Part of the reason fans don’t forget players, is because the organization doesn’t either. This was just recently evident at Brett Hull’s Hall of Fame induction celebration ceremony. He put together his all time Blues roster, and Hulls invitation along with front office efforts, allowed fans the opportunity to cheer on past players like Guy Carbonneau, Phil Housley and Curtis Joseph. Another great example is The Fourteen Fund in honor of Doug Wickenheiser, who wore number 14 as a Blue and passed away from lung and brain cancer in 1999. The fund helps support charitable efforts in and around St. Louis. Also former Blues are present in the clubs front office and staff. Hall of Fame Defenseman Al MacInnis is Vice President of Hockey Operations, former Blues goaltender Rick Wamsley is a goaltending coach with the team, and Bob Plager who skated with the team in its earliest years, and later moved behind the bench, now works in a Community Relations aspect for the team and often offers insight as an analyst on radio broadcasts.

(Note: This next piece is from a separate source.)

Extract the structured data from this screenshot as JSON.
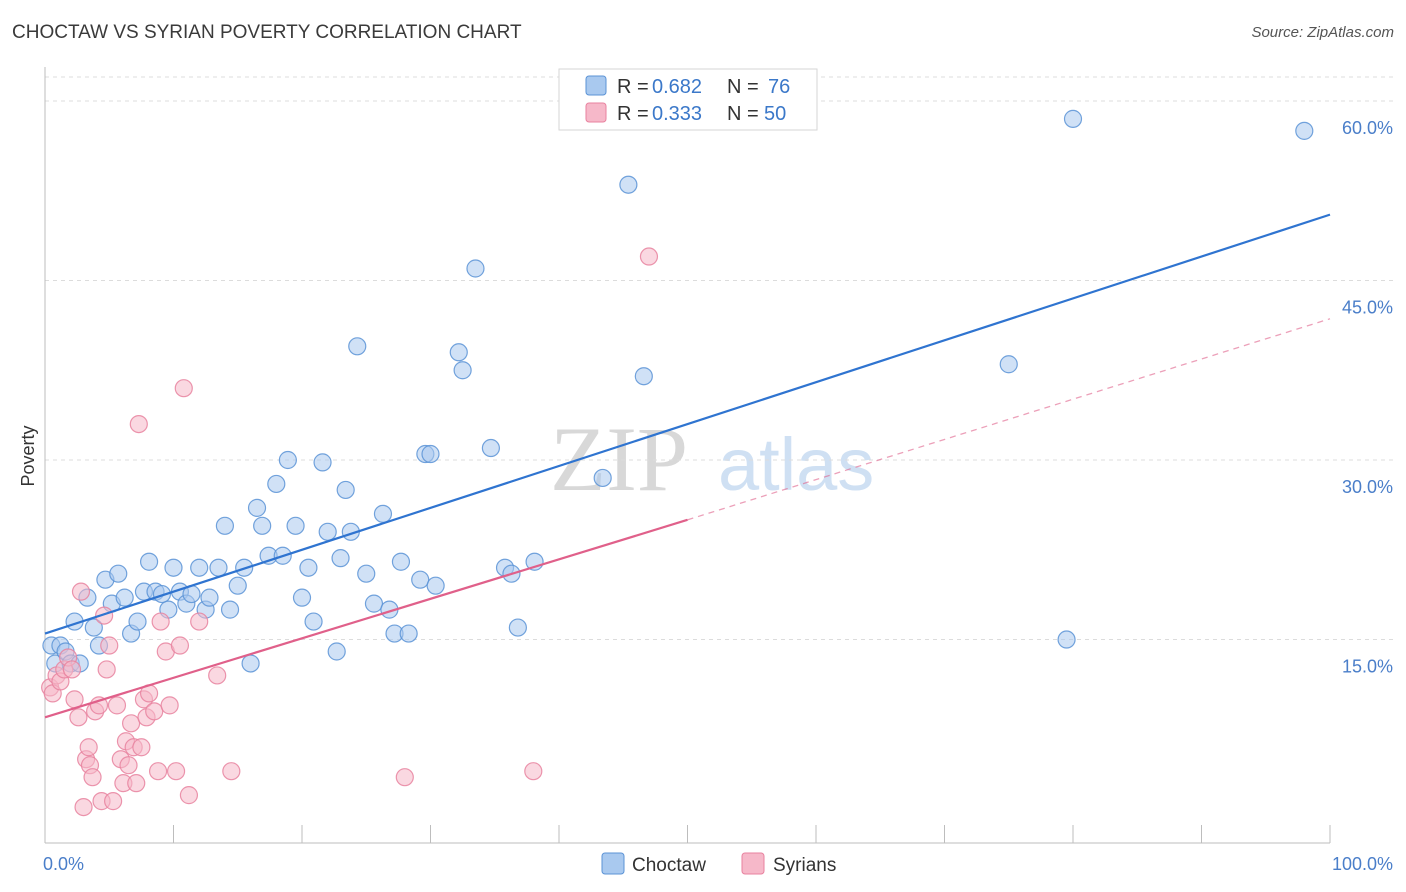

Under the current ownership of the Dave Checketts group and leadership by club President John Davidson, the Blues are headed in a great direction on and off of the ice. Young forwards T.J. Oshie, David Perron and Patrik Berglund are all proving why they were first round picks, with their offensive creativity and tenacity. 2006 first overall draft pick Erik Johnson is back developing his wicked slap shot from the blue line, after missing the entire 2008-2009 season with a knee injury. These young players mixed with veterans Keith Tkachuk, Brad Boyes, Andy McDonald, Barret Jackman and Chris Mason last season showed why now is such a great time to be a Blues fan. This team went on a remarkable 21-7-6 run from the beginning of February through the end of the season, earning a playoff spot for the first time in the post 2004-2005 CBA/Lockout era. Last season’s run brought to light the talent this squad posses, and how bright the future for the team and fans truly is.
Being a St. Louis Blues fan takes dedication, heart, passion and patience. Lord Stanley’s Cup has yet to parade down Market Street on a warm St. Louis June day. But, that longing to see a Cup banner raised to the rafters is what keeps Blues fans going. When the Blues do win a league championship, you’ll want to be with the rest of us singing, “When the Saints go Marching In,” and trust me, oh Lord will you want to be in that number, cheering and chanting ‘Let’s Go Blues.’